What You Will Learn in This Section
- Logistic Regression Model
- Cost Function Used in Logistic Regression
- Gradient Descent Optimizer for Logistic Regression
In this section, we will systematically explore the key components of the Logistic Regression algorithm and then integrate them to understand the complete model. The major components of the Logistic Regression Model are:
- Model
- Cost Function
- Optimizer
1. Model
The model defines the relationship between the dependent variable \(y\) and independent variables \(x\). Each algorithm has its own model equation. Logistic Regression directly models the probability of data points belonging to the positive class. It computes these probabilities in two steps:
- First, it calculates the logit using Equation (1).
-
Next, it computes the probability by passing the logit values through the sigmoid function.
\begin{align} \hat{y} =\frac{1}{1+e^{-(\theta_0+\theta_1*x_1....\theta_k*x_k)}}....(3) \end{align}
\( \hat{y} \) is the predicted probability score, which represents the likelihood that a given data point belongs to class 1. A threshold is used to classify each data point as positive or negative. For example, if the probability score is greater than or equal to 0.5, the predicted class is 1; otherwise, it is 0.
2. Cost Function
The cost function measures the difference between actual and predicted values of the dependent variable. The model equation provides the predicted values \( (\hat{y}) \), while the dataset contains the actual values. Logistic Regression uses the binary cross-entropy loss function, given by:
\begin{align}
J(\theta_0,\theta_1,...\theta_k)=\frac{1}{m} * - \{ \sum_{i=1}^m y_i*\log(\hat{y_i}) + \sum_{i=1}^m(1-y_i)*\log(1-\hat{y_i}) \}
\end{align}
This function computes the average cost over the entire dataset, where \( m \) represents the number of data points.
The core idea behind the cost function is that if the predicted and actual values are close, the cost should be low; otherwise, it should be high.
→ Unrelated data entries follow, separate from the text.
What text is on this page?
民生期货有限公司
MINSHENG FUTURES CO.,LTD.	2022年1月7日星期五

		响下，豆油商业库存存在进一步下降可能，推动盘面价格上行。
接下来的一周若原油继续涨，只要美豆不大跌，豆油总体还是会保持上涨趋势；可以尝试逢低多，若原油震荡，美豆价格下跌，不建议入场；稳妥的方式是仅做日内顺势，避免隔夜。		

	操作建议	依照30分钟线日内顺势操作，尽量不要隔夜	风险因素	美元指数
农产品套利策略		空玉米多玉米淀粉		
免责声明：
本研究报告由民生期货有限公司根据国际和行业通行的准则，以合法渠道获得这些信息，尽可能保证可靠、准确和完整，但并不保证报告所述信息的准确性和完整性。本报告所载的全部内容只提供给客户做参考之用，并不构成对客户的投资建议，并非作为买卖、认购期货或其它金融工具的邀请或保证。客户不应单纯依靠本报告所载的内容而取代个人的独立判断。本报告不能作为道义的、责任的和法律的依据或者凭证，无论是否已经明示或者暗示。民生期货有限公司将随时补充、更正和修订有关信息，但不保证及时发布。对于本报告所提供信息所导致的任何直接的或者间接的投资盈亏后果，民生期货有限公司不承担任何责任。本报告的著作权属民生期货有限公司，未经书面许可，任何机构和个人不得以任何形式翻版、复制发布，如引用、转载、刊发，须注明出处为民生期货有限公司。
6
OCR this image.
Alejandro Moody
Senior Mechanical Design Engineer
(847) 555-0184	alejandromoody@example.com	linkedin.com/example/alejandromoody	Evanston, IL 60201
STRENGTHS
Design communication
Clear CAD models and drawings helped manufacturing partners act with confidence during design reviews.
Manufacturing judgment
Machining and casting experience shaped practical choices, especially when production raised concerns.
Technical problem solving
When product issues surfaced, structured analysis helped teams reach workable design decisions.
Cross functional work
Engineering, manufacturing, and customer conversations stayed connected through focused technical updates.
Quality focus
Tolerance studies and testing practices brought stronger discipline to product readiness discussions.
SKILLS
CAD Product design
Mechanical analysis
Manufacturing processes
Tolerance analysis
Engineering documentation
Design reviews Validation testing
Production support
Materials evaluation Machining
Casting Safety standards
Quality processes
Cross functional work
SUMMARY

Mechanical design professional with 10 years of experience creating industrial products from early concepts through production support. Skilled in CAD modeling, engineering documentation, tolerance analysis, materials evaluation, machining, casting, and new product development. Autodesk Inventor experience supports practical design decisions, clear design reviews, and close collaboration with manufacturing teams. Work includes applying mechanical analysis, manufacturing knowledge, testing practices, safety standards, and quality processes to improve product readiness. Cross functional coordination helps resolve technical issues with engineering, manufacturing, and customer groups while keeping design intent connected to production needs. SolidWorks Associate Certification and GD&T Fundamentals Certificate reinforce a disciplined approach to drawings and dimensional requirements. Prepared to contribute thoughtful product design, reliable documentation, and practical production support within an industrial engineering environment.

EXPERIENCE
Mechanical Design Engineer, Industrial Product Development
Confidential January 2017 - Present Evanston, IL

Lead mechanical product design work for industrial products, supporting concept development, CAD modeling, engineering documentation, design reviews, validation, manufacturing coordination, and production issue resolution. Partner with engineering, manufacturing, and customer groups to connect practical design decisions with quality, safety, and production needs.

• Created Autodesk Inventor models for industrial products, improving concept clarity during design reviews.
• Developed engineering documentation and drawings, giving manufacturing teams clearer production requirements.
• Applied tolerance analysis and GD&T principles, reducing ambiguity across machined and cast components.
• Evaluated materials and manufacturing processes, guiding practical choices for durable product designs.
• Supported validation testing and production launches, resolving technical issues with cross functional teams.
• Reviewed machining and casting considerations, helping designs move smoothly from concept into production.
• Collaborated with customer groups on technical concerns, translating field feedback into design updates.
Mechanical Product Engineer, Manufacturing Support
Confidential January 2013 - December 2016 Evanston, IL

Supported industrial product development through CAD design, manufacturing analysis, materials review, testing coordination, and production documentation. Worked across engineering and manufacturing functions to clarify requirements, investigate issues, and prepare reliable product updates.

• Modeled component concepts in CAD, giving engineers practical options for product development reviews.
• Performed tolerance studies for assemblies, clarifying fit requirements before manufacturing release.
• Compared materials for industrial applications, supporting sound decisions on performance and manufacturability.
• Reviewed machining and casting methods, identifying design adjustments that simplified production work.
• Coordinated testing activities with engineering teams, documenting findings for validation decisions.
Below are some example cases demonstrating this concept:
- Actual class = 1, Predicted Probability = 0.9 \begin{align} \text{error} &= - \{ 1 * \log(0.9) + (1-1)*\log(1-0.9) \} \\ &= 0.105 \end{align}
- Actual class = 1, Predicted Probability = 0.1 \begin{align} \text{error} &= - \{ 1 * \log(0.1) + (1-1)* \log(1-0.1) \} \\ &= 2.302 \end{align}
3. Optimizer
The optimizer finds the optimal values of parameters \( \theta_0, \theta_1, ..., \theta_k \) to minimize the average cost. In this section, we focus on the gradient descent optimizer in the context of logistic regression.
Gradient descent consists of three main steps:
-
Parameter Initialization
All parameters are initialized, typically to zero for simplicity.
-
Gradient Calculation
Gradients are computed using the following formulas:
\begin{align} \frac{\partial J}{\partial \theta_0} &= \frac{1}{m} * \sum_{i=1}^m (\hat{y_i} - y_i) \\ \frac{\partial J}{\partial \theta_1} &= \frac{1}{m} * \sum_{i=1}^m (\hat{y_i} - y_i) * X_1 \\ \\ . \\ . \\ \frac{\partial J}{\partial \theta_k} &= \frac{1}{m} * \sum_{i=1}^m (\hat{y_i} - y_i) * X_k \\ \end{align} -
Updating Model Parameters
Parameters are updated using the learning rate \( \alpha \):
\begin{align} \theta_0 &= \theta_0 - \alpha * \frac{\partial J}{\partial \theta_0} \\ \theta_1 &= \theta_1 - \alpha * \frac{\partial J}{\partial \theta_1} \\ \\ . \\ . \\ \theta_k&=\theta_k - \alpha*\partial \theta_k \end{align}
Bringing It All Together
We have examined the model equation and objective function used in Logistic Regression.
We then explored how Gradient Descent iteratively determines the model parameters.
The entire process is summarized in the following algorithm.
initialize: a1=0, a2=0, ..., ak=0, b=0
n = 1000 (number of iterations)
for (i = 1 to n)
{
compute gradients:
da1, da2, ..., da_k, db
update parameters:
a1 = a1 - alpha * da1
a2 = a2 - alpha * da2
.
.
.
ak = ak - alpha * da_k
b = b - alpha * db
}